Articles

Remittance Coalition: ISO 20022, B2B Directory Are Coming

  • By Andrew Deichler
  • Published: 6/16/2016
MINNEAPOLIS -- Wednesday during the second day of AFP’s latest Treasury Advisory Group (TAG) meeting, Claudia Swendseid, senior vice president of the Federal Reserve Bank of Minneapolis, provided attendees with an update on the Remittance Coalition and two key areas that the group has been focusing on—ISO 20022 implementation and the B2B Directory.

ISO 20022

A key issue that the Remittance Coalition has recognized is that there is still a lack of understanding among corporates and consumers about the ISO 20022 standard. In response, the group has put together a guide for corporations, banks and the public to educate them on ISO 20022.

It is important that corporate treasurers understand the standard, because the United States is making a concerted effort to move to ISO 20022. “The U.S. is now working to implement ISO 20022 message standards in the payment infrastructure,” Swendseid said. “The Clearing House and the Fed have announced that they will move to ISO 20022 for wires by 2020, and it will be required that financial institutions support that change.”

Swendseid noted that this does not necessarily have to affect corporates, as banks can do a lot of translation for them. “But my point is that the U.S. has now created a roadmap, and it’s moving forward. The wire infrastructure will be the first infrastructure to abandon its proprietary formats and move to ISO 20022,” she said.

As for lower value ACH payments, NACHA has yet to determine when it is going to move to ISO 20022, but it has an active workgroup looking at that. “So unlike a couple of years ago when there was no [ISO 20022] roadmap in the U.S., the U.S. financial industry has developed the roadmap. Wires are moving, and ACH will come after that,” she said. “This could create opportunities for global companies to streamline some of their processing with their bankers. Because if you’re an international company, there are lots of processes that you could streamline. Banks could do all sorts of translations for you, but they charge you for that, and rightly so.”

Looking ahead, Magnus Carlsson, AFP’s manager of treasury and payments, noted that virtually all new payments initiatives, such as the real-time efforts being put forth by the Fed’s Faster Payments Task Force and The Clearing House will almost certainly involve the ISO 20022 standard. “Anything new that comes out, will almost certainly be with this standard,” he said.

B2B Directory

Swendseid also provided an update on the progress of the Remittance Coalition’s B2B Directory project. She began by reiterating why the directory is needed. For a payer to send a vendor a paper check, all you need is their mailing address. But to send an electronic payment, you need more information.

The directory is essentially an electronic phonebook, with one key difference: it doesn’t contain information. “Financial institutions with payee information will be connected to it, and that payee information will be formulated into what is called an electronic payment identity,” Swendseid said. “So if you, as a payer, need to look up one new trading partner, you can send a query to this central hub and it asks all of these bank nodes that are connected if they have an electronic payment identity for this business.
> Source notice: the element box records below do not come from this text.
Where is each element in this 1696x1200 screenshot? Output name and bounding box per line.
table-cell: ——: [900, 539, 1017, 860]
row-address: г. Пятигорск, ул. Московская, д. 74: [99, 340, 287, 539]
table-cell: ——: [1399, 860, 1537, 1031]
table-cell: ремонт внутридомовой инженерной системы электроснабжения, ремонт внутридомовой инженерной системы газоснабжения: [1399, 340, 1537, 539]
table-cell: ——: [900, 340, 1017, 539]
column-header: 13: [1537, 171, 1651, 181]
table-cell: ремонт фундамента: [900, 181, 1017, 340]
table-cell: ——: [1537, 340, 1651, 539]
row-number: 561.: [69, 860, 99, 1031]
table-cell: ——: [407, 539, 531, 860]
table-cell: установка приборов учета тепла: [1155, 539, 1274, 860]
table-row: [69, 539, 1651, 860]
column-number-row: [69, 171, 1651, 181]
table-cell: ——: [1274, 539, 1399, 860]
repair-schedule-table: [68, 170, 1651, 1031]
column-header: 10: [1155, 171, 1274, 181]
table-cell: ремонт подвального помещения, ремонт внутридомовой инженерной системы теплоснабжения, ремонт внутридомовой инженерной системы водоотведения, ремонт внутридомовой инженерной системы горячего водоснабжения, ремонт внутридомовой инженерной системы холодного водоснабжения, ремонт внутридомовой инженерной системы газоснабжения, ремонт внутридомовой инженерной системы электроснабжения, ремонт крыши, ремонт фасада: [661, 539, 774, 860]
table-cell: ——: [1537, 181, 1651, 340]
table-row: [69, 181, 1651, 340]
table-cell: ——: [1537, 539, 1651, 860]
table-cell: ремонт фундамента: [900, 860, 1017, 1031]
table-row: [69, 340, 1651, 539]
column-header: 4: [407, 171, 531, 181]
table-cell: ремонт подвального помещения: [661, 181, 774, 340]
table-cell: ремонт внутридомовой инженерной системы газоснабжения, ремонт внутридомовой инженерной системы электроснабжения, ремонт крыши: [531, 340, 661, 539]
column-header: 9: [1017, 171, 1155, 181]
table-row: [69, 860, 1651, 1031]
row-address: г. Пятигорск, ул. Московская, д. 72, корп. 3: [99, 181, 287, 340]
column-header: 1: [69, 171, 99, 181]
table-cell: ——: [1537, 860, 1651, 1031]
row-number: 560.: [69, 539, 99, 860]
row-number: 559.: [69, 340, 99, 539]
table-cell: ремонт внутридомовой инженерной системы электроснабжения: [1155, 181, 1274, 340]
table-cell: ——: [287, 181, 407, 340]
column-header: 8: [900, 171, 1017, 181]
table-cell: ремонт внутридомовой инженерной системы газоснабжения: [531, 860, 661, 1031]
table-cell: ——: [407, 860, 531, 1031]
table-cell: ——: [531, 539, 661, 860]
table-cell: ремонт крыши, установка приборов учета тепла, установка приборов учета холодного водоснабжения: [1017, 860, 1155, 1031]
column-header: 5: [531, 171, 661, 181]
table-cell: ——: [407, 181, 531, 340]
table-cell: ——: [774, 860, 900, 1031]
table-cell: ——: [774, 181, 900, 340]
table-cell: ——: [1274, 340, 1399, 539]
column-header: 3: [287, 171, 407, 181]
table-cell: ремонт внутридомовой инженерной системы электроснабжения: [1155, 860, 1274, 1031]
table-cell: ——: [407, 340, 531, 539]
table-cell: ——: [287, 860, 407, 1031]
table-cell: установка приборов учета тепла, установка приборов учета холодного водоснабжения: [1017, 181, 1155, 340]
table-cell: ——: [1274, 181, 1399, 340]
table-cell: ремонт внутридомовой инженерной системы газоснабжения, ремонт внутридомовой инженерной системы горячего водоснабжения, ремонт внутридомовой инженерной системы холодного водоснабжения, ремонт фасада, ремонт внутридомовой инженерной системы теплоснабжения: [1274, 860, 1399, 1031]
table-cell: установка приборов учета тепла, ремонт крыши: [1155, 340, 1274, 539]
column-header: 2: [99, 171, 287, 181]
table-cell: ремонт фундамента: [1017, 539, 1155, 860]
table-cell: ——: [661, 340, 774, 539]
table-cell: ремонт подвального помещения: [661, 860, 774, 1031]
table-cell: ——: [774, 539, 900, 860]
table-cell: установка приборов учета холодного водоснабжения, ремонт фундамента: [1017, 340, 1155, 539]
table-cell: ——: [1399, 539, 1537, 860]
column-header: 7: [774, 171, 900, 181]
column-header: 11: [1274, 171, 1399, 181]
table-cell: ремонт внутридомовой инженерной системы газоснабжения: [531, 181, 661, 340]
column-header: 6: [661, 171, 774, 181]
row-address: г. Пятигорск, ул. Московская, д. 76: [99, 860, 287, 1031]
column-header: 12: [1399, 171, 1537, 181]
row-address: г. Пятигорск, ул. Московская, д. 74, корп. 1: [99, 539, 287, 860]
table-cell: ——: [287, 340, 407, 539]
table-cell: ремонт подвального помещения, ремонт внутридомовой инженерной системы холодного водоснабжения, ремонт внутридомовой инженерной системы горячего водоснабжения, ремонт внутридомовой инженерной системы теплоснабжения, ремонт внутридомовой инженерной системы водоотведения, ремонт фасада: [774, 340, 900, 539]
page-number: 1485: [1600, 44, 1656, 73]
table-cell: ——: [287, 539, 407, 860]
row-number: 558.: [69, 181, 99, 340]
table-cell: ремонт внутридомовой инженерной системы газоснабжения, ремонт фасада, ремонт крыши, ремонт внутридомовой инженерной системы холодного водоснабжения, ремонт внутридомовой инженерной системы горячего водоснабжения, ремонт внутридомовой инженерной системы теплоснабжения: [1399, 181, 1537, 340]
The bank that has it sends it back, and it gives you the information you need.”

The information it presents to the payer isn’t bank account information. Rather, it lets the payer know what kind of payments the payee accepts and other details so that they can send electronic payments in a secure way. “All of that would be in this phonebook,” Swendseid said.

Looking forward, the Remittance Coalition is forming a directory association. “We have set up an account, a tax ID and we’re beginning to form a board,” Swendseid said. “The plan is, by the end of the year, this legal infrastructure and the board will be formed, and probably the first thing they’ll do is hire a federated node to start building the infrastructure so that financial institutions and other payment service providers can begin connecting to that routing capability.”

Carlsson said he is encouraged to see the B2B Directory finally moving forward; establishing an association makes the project more tangible. “It’s becoming real; it’s coming, and that’s real progress,” he said. “There has been so much work leading up to this; I think for the past three years, we have talked about the B2B Directory.

Carlsson noted that the idea for the B2B Directory first came about with the 2013 AFP Electronic Payments Survey. One of the key findings of that survey was that the main barriers that were keeping corporates from moving to electronic payments was due to their trading partners not wanting to share information. “So that struck a chord with me; if we can address this barrier, there would be a much greater possibility to finally make this switch,” he said.